Concrètement, cela signifie :
- Auditer votre dépendance actuelle : identifier les zones où vous ne pourriez pas changer de fournisseur sans coûts ou délais prohibitifs. C'est le point de départ de tout diagnostic contractuel technique.
- Mettre en place une surveillance d'alignement continue : au-delà des cadres Policy as Code, assurer une vérification indépendante et en temps réel que les livrables, internes ou externes, respectent les engagements contractuels et les standards de l'organisation.
- Exiger une validation technique indépendante : s'assurer qu'un regard extérieur et objectif valide la pertinence de vos choix technologiques et de vos dépendances, sans conflit d'intérêts.
- Rapatrier progressivement : commencer par les fonctions les plus stratégiques et les mieux maîtrisées, puis élargir graduellement le périmètre interne, en incluant une validation indépendante à chaque phase.
L'approche V.I.A. : technologie et indépendance
Chez V.I.A. Solutions, nous validons la solidité technique de vos choix technologiques et de vos dépendances en combinant deux leviers complémentaires.
Un accompagnement indépendant à chaque étape : cadrage stratégique et définition d'exigences mesurables avant l'appel d'offres, diagnostic contractuel incluant l'audit des dépendances (verrouillage fournisseur, API propriétaires, technologies fermées), réalignement technique quand un projet dérive, et stratégie de gouvernance IA adaptée à votre réalité.

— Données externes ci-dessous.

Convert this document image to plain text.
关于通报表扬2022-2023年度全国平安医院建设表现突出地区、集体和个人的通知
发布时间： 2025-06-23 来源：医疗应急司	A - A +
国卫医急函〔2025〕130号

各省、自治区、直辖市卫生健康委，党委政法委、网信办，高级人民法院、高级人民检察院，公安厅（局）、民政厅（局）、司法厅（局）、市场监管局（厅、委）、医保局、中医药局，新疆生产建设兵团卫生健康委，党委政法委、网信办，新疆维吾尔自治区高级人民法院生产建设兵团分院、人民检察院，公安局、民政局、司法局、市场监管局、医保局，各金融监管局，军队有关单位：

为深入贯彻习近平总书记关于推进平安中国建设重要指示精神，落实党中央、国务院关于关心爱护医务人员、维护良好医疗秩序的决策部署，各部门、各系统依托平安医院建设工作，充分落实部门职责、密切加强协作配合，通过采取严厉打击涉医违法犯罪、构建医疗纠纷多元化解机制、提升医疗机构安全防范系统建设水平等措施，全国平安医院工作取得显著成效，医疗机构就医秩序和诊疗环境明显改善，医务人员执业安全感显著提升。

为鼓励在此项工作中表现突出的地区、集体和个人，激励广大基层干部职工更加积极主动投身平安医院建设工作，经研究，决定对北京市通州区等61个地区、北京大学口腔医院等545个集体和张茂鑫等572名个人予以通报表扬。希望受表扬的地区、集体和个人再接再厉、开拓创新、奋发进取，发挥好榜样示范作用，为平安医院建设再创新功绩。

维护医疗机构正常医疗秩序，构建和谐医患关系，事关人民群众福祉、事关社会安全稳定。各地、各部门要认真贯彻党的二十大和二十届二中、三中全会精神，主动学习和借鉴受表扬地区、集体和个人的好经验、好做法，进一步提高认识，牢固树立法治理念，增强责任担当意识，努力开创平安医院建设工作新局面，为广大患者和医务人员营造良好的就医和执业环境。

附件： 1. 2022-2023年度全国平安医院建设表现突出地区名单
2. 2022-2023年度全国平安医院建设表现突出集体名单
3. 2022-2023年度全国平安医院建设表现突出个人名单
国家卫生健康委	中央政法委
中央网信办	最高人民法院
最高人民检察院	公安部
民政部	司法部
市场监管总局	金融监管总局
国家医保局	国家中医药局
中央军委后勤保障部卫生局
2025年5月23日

Une plateforme de gouvernance intelligente qui assure la rigueur en continu : conformité automatique des livrables contre les engagements contractuels, visibilité en temps réel sur l'état réel du projet, et registre opérationnel immuable de chaque approbation, paiement et décision — pour une traçabilité complète et une reddition de comptes incontestable.
La question n'est plus de savoir si votre organisation doit maîtriser sa destinée technologique. La question est : combien de temps pouvez-vous vous permettre d'attendre avant de commencer ?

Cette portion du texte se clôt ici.